According to Section 6 of the German Act on Unfair Competition, the German legal system also rules eventual misunderstandings which may occur in the presence of advertising which may result illegally comparative. What do we exactly intend when talking about comparative advertisement campaigns, for instance?

Pursuant to Section 6, with “comparative advertising” is intended any advertising or by implication identifies a competitor, or goods or services offered by a competitor.

So, what could happen in case of infringement of this paragraph? What is an infringement per se on the first place?

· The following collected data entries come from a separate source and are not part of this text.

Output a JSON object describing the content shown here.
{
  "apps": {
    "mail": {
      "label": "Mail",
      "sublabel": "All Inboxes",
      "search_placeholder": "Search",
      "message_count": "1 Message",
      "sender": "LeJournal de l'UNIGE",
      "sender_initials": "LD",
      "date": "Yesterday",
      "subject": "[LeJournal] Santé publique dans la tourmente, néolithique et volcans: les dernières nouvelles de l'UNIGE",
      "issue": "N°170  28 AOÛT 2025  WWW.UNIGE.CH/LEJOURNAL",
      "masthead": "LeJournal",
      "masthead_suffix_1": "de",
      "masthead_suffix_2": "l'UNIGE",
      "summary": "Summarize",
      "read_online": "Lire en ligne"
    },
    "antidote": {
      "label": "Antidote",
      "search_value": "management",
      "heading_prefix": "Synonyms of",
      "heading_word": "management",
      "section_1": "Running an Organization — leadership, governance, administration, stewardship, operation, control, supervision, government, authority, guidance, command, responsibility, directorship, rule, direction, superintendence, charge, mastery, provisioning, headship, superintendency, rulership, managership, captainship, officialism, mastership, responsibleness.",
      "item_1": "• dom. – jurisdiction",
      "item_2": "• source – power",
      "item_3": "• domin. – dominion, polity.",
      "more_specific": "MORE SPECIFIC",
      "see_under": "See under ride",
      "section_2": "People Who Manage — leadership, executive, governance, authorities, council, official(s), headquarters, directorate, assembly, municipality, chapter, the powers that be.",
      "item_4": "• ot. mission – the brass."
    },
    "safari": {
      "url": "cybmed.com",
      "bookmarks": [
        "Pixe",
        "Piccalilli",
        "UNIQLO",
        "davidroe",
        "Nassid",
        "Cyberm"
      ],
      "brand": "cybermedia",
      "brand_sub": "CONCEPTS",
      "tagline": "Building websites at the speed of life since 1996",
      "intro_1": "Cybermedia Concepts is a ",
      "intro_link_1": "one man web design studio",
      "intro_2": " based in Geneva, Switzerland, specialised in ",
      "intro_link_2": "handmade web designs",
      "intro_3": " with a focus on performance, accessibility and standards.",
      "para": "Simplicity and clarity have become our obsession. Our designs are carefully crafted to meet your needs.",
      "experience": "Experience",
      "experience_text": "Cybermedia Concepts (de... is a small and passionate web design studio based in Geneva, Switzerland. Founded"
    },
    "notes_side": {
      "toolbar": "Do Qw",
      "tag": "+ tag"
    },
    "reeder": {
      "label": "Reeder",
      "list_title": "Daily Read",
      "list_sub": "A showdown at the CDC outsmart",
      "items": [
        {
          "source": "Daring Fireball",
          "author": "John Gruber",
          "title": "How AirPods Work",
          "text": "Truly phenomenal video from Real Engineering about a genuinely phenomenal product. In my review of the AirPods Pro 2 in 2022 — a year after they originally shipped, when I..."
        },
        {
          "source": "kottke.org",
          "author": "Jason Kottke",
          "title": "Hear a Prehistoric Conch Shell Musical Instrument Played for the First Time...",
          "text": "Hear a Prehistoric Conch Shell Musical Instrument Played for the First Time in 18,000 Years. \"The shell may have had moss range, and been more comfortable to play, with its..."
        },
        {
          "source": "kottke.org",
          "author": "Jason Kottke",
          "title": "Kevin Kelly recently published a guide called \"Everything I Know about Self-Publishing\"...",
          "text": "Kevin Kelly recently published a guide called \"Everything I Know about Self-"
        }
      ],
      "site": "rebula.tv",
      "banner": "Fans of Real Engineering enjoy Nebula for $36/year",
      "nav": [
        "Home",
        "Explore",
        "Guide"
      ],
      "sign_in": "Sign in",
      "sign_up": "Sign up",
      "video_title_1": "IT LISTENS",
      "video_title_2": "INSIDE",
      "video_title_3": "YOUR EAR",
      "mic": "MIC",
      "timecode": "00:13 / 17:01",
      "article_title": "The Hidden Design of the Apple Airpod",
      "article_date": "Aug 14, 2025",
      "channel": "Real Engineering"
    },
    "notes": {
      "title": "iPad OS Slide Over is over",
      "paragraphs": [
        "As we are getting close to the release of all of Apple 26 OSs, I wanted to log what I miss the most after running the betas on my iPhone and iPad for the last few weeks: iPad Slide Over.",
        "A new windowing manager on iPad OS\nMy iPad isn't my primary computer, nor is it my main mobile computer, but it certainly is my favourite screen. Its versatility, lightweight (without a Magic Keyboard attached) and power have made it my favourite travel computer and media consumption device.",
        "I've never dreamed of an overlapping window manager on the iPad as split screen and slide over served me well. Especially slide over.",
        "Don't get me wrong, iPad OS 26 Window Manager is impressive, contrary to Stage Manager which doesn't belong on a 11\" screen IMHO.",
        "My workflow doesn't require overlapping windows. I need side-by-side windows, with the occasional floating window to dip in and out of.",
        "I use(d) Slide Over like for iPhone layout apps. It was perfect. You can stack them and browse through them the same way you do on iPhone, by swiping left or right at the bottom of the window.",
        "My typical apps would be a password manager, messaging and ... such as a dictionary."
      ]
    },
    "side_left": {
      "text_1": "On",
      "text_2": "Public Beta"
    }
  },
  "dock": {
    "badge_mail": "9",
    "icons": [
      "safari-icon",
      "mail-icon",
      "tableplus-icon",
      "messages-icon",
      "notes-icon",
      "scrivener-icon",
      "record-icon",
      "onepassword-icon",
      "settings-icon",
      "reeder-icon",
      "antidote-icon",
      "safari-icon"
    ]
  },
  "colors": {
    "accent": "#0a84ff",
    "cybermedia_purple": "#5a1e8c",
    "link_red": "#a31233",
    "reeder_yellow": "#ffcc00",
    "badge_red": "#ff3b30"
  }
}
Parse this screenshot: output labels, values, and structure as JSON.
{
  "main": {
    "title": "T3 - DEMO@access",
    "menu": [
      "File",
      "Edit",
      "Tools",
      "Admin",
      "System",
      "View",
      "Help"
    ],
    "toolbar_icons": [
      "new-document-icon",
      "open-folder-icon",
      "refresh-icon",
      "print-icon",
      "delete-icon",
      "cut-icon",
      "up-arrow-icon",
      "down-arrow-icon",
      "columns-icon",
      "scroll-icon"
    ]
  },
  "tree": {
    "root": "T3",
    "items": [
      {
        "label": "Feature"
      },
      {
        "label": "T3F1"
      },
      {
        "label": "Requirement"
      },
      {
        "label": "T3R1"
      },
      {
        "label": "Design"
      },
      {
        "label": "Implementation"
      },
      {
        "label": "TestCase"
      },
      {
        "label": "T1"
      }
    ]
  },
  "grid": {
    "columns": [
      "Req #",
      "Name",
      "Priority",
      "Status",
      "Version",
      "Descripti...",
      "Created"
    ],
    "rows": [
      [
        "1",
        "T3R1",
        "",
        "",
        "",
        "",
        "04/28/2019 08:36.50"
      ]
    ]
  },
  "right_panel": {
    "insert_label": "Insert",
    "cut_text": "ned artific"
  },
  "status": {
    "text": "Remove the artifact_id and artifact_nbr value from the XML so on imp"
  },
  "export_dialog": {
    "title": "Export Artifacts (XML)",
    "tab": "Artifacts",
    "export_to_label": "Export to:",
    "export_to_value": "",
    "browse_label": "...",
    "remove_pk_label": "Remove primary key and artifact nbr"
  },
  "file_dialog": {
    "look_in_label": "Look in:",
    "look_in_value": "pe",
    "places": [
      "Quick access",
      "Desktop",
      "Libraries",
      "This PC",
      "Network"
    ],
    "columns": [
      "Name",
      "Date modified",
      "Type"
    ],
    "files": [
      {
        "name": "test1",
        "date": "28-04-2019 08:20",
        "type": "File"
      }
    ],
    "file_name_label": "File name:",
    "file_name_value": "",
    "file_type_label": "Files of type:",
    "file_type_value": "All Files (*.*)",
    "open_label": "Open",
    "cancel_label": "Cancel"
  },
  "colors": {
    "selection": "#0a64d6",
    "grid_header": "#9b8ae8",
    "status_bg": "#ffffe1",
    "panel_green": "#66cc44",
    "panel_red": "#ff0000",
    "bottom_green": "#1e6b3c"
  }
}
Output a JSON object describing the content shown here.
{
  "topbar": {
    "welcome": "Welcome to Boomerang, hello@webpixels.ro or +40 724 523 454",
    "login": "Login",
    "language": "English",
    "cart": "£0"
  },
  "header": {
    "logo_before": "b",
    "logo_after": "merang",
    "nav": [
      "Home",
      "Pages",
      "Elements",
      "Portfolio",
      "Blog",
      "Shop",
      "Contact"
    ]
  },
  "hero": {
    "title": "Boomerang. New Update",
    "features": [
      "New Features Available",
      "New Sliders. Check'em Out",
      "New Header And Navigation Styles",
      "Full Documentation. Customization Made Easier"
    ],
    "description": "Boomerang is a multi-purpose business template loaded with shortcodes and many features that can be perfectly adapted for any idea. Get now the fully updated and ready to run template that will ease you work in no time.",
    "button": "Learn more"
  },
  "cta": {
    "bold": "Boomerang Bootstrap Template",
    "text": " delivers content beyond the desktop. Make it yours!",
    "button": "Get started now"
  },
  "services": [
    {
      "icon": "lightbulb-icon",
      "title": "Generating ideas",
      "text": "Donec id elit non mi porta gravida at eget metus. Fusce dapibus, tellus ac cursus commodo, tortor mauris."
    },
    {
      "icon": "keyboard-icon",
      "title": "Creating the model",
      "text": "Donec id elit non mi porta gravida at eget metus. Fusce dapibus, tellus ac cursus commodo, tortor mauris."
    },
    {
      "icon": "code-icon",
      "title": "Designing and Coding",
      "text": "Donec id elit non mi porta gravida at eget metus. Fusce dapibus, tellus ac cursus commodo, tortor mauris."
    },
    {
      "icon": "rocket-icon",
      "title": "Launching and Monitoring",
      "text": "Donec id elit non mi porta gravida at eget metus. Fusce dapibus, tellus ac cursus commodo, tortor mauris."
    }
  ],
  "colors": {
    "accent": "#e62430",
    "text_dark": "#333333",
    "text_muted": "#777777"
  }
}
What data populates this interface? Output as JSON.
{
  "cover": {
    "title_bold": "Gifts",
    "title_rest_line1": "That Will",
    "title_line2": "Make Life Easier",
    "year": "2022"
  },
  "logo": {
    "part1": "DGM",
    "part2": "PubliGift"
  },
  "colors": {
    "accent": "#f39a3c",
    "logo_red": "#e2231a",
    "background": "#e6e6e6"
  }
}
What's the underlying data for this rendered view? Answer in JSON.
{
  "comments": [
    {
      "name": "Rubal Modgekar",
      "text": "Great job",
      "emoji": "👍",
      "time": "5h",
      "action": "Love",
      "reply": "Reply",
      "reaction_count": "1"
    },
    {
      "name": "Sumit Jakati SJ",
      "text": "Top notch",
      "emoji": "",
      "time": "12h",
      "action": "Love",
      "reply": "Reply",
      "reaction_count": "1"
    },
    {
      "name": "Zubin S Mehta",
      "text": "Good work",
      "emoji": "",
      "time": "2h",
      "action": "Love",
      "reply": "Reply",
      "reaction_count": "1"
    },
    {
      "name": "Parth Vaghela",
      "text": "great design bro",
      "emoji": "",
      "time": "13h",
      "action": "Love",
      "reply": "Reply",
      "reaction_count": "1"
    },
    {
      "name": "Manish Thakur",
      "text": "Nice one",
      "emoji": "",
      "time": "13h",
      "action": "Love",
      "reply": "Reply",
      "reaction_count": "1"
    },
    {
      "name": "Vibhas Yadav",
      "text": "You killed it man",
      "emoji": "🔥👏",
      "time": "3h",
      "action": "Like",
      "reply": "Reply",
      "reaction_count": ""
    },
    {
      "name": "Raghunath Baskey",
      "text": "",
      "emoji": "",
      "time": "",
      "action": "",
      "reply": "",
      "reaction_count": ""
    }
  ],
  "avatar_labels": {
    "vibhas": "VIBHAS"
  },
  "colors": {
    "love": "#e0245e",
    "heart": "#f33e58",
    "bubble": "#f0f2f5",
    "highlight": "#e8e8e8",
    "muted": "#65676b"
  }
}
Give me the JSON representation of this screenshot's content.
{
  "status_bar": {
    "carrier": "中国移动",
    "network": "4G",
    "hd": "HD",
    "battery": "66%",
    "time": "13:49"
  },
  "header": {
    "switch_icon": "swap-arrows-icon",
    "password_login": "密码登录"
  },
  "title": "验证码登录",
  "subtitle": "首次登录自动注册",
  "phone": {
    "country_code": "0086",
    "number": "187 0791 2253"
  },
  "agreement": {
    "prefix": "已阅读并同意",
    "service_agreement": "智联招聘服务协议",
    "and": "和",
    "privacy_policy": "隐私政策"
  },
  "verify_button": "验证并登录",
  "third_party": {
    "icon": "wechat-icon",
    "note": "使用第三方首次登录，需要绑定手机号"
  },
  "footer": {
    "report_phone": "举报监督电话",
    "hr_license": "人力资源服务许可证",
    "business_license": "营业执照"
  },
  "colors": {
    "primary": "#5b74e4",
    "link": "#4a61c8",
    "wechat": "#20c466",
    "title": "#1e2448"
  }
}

This is also regulated under Section 6 (2) UWG: Unfairness shall have occurred where a person conducting comparative advertising uses a comparison that

1.  does not relate to goods or services meeting the same needs or intended for the same purpose;

2.  does not objectively relate to one or more material, relevant, verifiable and representative features of the goods concerned, or to the price of those goods or services;

3.  leads in the course of trade to a risk of confusion between the advertiser and a competitor, or between the goods or services offered, or the distinguishing marks used, by them;

4.  takes unfair advantage of, or impairs, the reputation of a distinguishing mark used by a competitor;

5.  discredits or denigrates the goods, services, activities or personal or business circumstances of a competitor; or

6.  presents goods or services as imitations or replicas of goods or services sold under a protected distinguishing mark.